Cynfal groaned as Gwion snarled and stepped forward again, right into a cracking blow across his ribs. He gasped and Moried laughed as he stumbled back out of range.
“That’s it,” Hyfaidd said. “Now Gwion. Come on. You’ve just been called a heifer in front of the whole of the company. Are you going to fight back or just snivel about it?”
Gwion ducked his head and took a couple of paces back.

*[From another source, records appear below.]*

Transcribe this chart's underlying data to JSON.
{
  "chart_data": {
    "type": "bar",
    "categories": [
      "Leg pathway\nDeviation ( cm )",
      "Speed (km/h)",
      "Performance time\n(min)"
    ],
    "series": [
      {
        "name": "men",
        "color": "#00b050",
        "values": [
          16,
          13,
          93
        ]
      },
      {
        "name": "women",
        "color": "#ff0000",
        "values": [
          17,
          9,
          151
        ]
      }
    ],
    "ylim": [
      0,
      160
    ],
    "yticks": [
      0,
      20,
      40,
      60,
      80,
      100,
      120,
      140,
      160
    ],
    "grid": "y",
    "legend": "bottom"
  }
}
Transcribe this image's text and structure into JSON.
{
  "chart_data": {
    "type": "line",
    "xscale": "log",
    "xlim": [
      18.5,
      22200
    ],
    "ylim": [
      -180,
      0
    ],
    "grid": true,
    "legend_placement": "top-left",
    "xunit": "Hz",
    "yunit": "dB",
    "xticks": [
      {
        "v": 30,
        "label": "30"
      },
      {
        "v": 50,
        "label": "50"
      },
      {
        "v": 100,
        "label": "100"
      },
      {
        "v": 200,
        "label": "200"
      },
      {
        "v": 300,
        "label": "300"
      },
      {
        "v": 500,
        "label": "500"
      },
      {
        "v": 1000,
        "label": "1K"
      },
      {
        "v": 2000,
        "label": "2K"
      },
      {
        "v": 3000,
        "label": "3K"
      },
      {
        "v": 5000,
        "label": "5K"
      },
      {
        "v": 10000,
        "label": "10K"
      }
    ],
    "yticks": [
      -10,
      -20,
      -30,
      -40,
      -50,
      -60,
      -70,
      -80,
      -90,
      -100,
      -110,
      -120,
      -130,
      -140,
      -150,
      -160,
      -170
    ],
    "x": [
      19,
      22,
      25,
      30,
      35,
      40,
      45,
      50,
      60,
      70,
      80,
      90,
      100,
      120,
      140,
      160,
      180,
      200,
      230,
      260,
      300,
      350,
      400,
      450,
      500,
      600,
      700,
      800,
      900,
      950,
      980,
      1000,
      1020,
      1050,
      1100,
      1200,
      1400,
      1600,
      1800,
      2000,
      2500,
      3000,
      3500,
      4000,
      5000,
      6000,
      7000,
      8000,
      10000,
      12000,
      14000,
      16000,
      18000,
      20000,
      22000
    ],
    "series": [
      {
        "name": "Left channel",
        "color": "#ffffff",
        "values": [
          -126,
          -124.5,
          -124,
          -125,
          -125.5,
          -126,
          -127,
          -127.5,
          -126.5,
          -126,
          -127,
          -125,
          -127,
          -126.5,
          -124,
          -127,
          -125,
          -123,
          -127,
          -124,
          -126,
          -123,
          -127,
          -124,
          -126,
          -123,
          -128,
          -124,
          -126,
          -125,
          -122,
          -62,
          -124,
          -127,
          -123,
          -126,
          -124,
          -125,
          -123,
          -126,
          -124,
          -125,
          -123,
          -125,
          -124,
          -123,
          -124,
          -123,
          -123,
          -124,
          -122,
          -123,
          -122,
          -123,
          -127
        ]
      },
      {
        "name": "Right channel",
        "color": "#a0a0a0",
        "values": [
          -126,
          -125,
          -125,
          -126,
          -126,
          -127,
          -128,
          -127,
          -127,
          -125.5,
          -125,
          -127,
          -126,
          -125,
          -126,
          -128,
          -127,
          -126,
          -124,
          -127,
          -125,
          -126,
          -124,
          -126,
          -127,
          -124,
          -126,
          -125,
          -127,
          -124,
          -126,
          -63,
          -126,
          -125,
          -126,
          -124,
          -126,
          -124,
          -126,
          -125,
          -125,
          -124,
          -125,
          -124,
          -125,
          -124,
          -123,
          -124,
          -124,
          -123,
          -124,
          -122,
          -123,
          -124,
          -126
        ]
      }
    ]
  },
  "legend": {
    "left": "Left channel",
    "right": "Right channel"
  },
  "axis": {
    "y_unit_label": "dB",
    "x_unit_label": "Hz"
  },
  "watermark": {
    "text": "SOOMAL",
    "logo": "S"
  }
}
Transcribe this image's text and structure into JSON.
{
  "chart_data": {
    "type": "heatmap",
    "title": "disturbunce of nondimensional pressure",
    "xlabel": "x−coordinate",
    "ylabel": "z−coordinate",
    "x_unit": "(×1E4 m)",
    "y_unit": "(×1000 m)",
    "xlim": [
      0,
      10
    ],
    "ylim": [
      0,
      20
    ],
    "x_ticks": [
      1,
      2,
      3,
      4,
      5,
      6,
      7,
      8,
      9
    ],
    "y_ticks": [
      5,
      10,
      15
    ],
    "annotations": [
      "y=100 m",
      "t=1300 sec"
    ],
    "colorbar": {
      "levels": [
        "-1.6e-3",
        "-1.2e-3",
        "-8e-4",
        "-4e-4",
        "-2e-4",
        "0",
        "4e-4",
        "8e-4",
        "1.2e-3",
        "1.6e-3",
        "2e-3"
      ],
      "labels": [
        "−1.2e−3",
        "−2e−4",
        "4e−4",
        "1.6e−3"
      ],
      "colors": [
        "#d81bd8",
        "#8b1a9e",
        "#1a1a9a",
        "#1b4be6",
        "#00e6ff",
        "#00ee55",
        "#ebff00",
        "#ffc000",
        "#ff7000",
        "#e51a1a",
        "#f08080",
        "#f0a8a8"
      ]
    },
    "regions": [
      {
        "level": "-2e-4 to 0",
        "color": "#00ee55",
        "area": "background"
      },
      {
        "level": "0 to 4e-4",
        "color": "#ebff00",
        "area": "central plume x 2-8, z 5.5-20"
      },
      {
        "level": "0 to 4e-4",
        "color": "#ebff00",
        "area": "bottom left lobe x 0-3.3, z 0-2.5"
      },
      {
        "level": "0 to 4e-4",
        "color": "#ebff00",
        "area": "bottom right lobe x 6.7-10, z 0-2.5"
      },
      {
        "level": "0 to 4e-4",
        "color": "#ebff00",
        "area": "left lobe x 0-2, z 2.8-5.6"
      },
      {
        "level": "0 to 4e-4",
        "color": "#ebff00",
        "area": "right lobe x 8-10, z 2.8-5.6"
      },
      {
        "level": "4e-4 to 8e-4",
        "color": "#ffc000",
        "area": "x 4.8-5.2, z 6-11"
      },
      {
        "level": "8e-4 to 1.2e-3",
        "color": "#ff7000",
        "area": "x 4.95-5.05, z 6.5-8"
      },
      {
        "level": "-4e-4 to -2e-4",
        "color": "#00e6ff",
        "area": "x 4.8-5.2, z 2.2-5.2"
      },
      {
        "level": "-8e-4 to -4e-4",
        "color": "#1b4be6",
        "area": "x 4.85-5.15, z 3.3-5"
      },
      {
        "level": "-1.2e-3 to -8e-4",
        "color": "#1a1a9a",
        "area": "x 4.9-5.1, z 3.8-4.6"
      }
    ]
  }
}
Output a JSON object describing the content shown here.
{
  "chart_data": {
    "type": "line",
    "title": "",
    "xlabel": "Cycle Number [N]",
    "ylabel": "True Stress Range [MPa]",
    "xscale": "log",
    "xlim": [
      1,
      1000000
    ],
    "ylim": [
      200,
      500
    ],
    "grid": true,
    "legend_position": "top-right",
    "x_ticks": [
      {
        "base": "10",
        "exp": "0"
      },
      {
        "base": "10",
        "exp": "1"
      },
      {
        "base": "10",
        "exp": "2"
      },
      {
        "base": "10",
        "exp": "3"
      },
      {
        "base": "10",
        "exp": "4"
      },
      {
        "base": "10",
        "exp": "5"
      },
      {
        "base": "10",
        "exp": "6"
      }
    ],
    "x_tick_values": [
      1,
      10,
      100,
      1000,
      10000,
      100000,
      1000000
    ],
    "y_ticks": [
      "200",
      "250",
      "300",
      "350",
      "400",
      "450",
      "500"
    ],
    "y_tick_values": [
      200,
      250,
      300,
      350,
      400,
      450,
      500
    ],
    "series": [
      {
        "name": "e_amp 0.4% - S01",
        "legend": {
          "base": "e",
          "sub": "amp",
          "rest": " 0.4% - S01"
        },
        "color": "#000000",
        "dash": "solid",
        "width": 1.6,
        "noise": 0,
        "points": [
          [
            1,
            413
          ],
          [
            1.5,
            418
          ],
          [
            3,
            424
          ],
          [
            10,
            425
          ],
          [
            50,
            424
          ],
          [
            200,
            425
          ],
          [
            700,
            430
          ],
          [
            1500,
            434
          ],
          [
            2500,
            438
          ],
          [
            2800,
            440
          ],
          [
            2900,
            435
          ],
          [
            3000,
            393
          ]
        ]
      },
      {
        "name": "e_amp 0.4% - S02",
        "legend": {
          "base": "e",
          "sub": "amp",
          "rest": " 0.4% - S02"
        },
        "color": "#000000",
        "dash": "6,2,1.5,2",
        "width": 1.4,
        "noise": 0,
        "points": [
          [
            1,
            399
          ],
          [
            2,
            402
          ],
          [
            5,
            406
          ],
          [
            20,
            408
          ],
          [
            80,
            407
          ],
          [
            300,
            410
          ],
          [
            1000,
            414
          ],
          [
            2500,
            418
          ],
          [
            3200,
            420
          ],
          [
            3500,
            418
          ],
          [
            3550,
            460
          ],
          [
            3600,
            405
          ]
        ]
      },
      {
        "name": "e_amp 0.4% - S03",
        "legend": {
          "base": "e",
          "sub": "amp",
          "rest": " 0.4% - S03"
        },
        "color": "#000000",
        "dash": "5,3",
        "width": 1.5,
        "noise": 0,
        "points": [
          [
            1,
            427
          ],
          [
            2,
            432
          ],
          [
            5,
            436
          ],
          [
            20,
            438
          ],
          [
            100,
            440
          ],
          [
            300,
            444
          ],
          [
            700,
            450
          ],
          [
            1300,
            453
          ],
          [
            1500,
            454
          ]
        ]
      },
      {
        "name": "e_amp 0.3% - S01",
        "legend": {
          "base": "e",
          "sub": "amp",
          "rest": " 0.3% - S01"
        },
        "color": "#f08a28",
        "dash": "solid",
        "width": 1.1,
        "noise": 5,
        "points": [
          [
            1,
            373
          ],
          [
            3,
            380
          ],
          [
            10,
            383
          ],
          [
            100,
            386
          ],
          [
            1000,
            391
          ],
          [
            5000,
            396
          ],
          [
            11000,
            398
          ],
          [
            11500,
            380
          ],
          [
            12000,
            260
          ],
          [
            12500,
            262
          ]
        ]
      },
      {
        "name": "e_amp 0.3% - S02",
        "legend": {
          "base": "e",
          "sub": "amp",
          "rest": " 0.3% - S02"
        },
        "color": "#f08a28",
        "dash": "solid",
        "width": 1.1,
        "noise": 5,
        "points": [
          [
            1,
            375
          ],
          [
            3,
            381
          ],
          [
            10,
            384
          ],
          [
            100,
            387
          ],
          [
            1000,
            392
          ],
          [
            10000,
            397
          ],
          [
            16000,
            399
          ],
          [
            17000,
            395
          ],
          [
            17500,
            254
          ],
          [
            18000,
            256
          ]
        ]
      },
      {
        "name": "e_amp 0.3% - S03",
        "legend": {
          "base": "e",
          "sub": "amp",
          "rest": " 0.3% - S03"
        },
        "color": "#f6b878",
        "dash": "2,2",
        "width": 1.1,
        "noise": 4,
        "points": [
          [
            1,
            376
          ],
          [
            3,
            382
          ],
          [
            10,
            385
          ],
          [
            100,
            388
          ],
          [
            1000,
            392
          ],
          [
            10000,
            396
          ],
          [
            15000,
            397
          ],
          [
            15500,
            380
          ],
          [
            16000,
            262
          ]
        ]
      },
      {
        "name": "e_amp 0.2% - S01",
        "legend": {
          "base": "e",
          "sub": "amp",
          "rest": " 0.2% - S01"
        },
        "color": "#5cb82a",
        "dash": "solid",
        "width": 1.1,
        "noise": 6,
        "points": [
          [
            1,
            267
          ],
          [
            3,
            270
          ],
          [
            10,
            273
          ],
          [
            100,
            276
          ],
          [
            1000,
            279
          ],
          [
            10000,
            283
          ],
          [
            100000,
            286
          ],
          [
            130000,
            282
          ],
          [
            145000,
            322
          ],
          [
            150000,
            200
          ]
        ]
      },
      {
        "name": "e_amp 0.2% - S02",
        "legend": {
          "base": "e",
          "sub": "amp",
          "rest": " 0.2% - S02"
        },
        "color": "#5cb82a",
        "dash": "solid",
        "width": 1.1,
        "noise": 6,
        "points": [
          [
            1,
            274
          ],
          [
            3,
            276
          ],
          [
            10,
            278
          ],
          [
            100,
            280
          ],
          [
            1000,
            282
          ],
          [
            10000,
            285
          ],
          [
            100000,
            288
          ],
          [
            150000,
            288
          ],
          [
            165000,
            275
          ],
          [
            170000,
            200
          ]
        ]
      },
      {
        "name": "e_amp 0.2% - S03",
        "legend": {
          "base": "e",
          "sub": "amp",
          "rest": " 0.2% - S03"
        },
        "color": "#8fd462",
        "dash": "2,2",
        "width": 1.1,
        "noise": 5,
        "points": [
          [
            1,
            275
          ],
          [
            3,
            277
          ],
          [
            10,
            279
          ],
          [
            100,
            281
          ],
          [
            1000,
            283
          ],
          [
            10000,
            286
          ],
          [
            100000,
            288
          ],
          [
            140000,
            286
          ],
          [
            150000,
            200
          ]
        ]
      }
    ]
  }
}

For a moment Cynfal thought he was retreating, giving ground, surrendering, but he was buying space to give himself time to look to Cynon.
Cynon was glaring at Moried but when Gwion caught his eye he gave a sharp nod.
Permission, then. Cynfal took a deep breath and let out the hound yelp used by troop three. Other men took it up and Cynfal shouted Gwion’s name. Gwion’s head came up and he altered his grip on the stave.
Moried snorted and stepped forward, staff beginning a sweep. Gwion parried, the two lengths of wood coming together with a crack. The butt whistled round to thud into Moried’s knee again. Moried stumbled, using the end of the stave to steady himself, then struck back. A vicious thrust to the groin. But Gwion was already in the air, bounding high over Moried’s staff, his own lodged against the stone. Long legs extended to thud into Moried’s chest. Moried staggered back dropping his staff, and Gwion followed him down. He landed on Moried’s chest with one knee against his belly and the staff across his throat grinding down to stifle and crush.
“Yield.” His lips formed the word, but Cynfal had no doubt that Moried heard them. Purpling as he gasped for breath, he could not reply but held up both hands in surrender.